3. Insertion of the Laparoscope: A laparoscope, a thin tube with a light and a camera at the end, is inserted through one of the incisions. The camera transmits images to a monitor, giving the surgeon a magnified view of your internal organs.

4. Inflation of the Abdomen: Gas (usually carbon dioxide) is pumped into your abdomen. This inflates the area, creating more space between the organs and making it easier for the surgeon to see and work.

5. Insertion of Other Instruments (if needed): If the procedure requires it, other small surgical instruments are inserted through the additional incisions. The surgeon manipulates these instruments from outside your body while watching the monitor.

6. Performing the Procedure: Using the images from the laparoscope as a guide, the surgeon performs the necessary procedure. This could include anything from examining organs and taking biopsies to removing cysts, repairing tissue, or performing more complex surgeries.

7. Closure: Once the procedure is complete, the instruments are removed, and the gas is released from the abdomen.
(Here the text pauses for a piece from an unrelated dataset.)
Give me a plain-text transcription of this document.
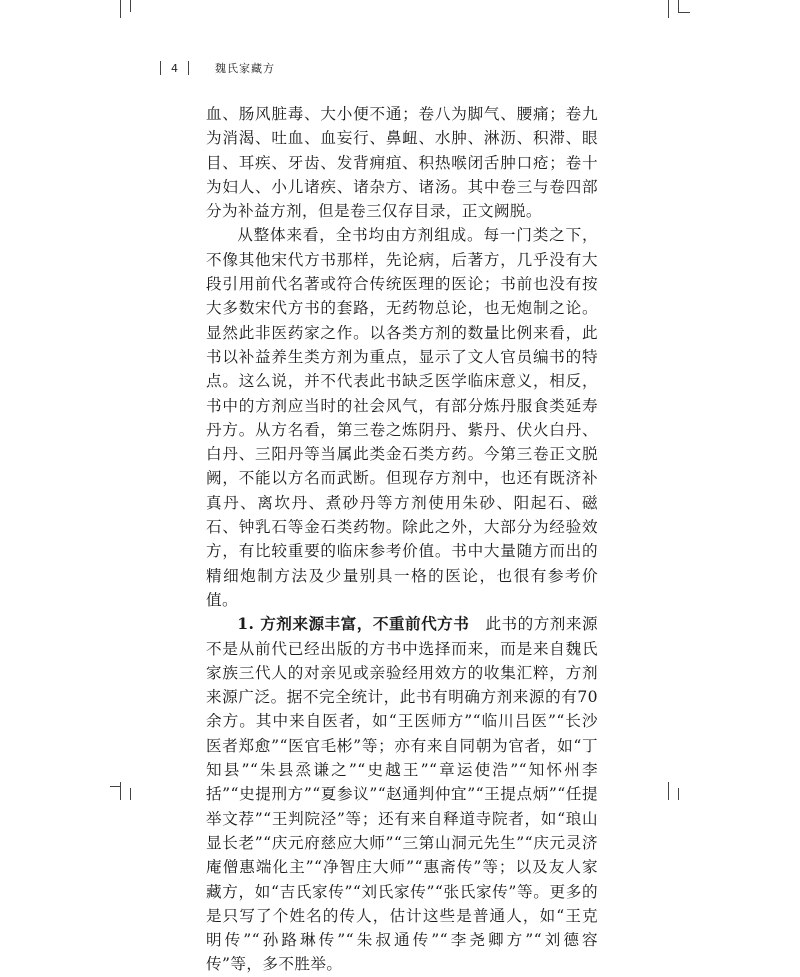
4	魏氏家藏方

血、肠风脏毒、大小便不通；卷八为脚气、腰痛；卷九为消渴、吐血、血妄行、鼻衄、水肿、淋沥、积滞、眼目、耳疾、牙齿、发背痈疽、积热喉闭舌肿口疮；卷十为妇人、小儿诸疾、诸杂方、诸汤。其中卷三与卷四部分为补益方剂，但是卷三仅存目录，正文阙脱。

从整体来看，全书均由方剂组成。每一门类之下，不像其他宋代方书那样，先论病，后著方，几乎没有大段引用前代名著或符合传统医理的医论；书前也没有按大多数宋代方书的套路，无药物总论，也无炮制之论。显然此非医药家之作。以各类方剂的数量比例来看，此书以补益养生类方剂为重点，显示了文人官员编书的特点。这么说，并不代表此书缺乏医学临床意义，相反，书中的方剂应当时的社会风气，有部分炼丹服食类延寿丹方。从方名看，第三卷之炼阴丹、紫丹、伏火白丹、白丹、三阳丹等当属此类金石类方药。今第三卷正文脱阙，不能以方名而武断。但现存方剂中，也还有既济补真丹、离坎丹、煮砂丹等方剂使用朱砂、阳起石、磁石、钟乳石等金石类药物。除此之外，大部分为经验效方，有比较重要的临床参考价值。书中大量随方而出的精细炮制方法及少量别具一格的医论，也很有参考价值。

1. 方剂来源丰富，不重前代方书　 此书的方剂来源不是从前代已经出版的方书中选择而来，而是来自魏氏家族三代人的对亲见或亲验经用效方的收集汇粹，方剂来源广泛。据不完全统计，此书有明确方剂来源的有70余方。其中来自医者，如“王医师方”“临川吕医”“长沙医者郑愈”“医官毛彬”等；亦有来自同朝为官者，如“丁知县”“朱县烝谦之”“史越王”“章运使浩”“知怀州李括”“史提刑方”“夏参议”“赵通判仲宜”“王提点炳”“任提举文荐”“王判院泾”等；还有来自释道寺院者，如“琅山显长老”“庆元府慈应大师”“三第山洞元先生”“庆元灵济庵僧惠端化主”“净智庄大师”“惠斋传”等；以及友人家藏方，如“吉氏家传”“刘氏家传”“张氏家传”等。更多的是只写了个姓名的传人，估计这些是普通人，如“王克明传”“孙路琳传”“朱叔通传”“李尧卿方”“刘德容传”等，多不胜举。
The incisions are then closed with stitches, staples, or surgical glue.

8. Recovery: After the surgery, you'll be monitored in a recovery room until you're fully awake. You may experience some pain, bloating, and possibly shoulder pain (from the gas). Most laparoscopic procedures are outpatient, meaning you can go home the same day. Recovery time varies depending on the specific procedure, but it's generally much shorter than with traditional open surgery.

Laparoscopic surgery is generally considered safe, and in many cases, safer than traditional open surgery.

Why it's generally safe:

• Minimally invasive: The small incisions used in laparoscopy mean less trauma to the body compared to traditional surgery. This translates to:
  • Less pain
  • Reduced blood loss
  • Lower risk of infection
  • Smaller scars
  • Faster recovery time
• Improved visualization: The laparoscope provides a magnified view of the internal organs, allowing surgeons to perform procedures with greater precision.

Laparoscopic surgery allows internal intervention without a large abdominal incision. The tiny incisions minimize pain and scarring, while the camera provides enhanced visualization for greater surgical precision.

Post-operative recovery is less painful, requires less medication, and carries a reduced risk of infection. Patients typically experience a faster recovery, shorter hospital stays, and often go home the same day as surgery.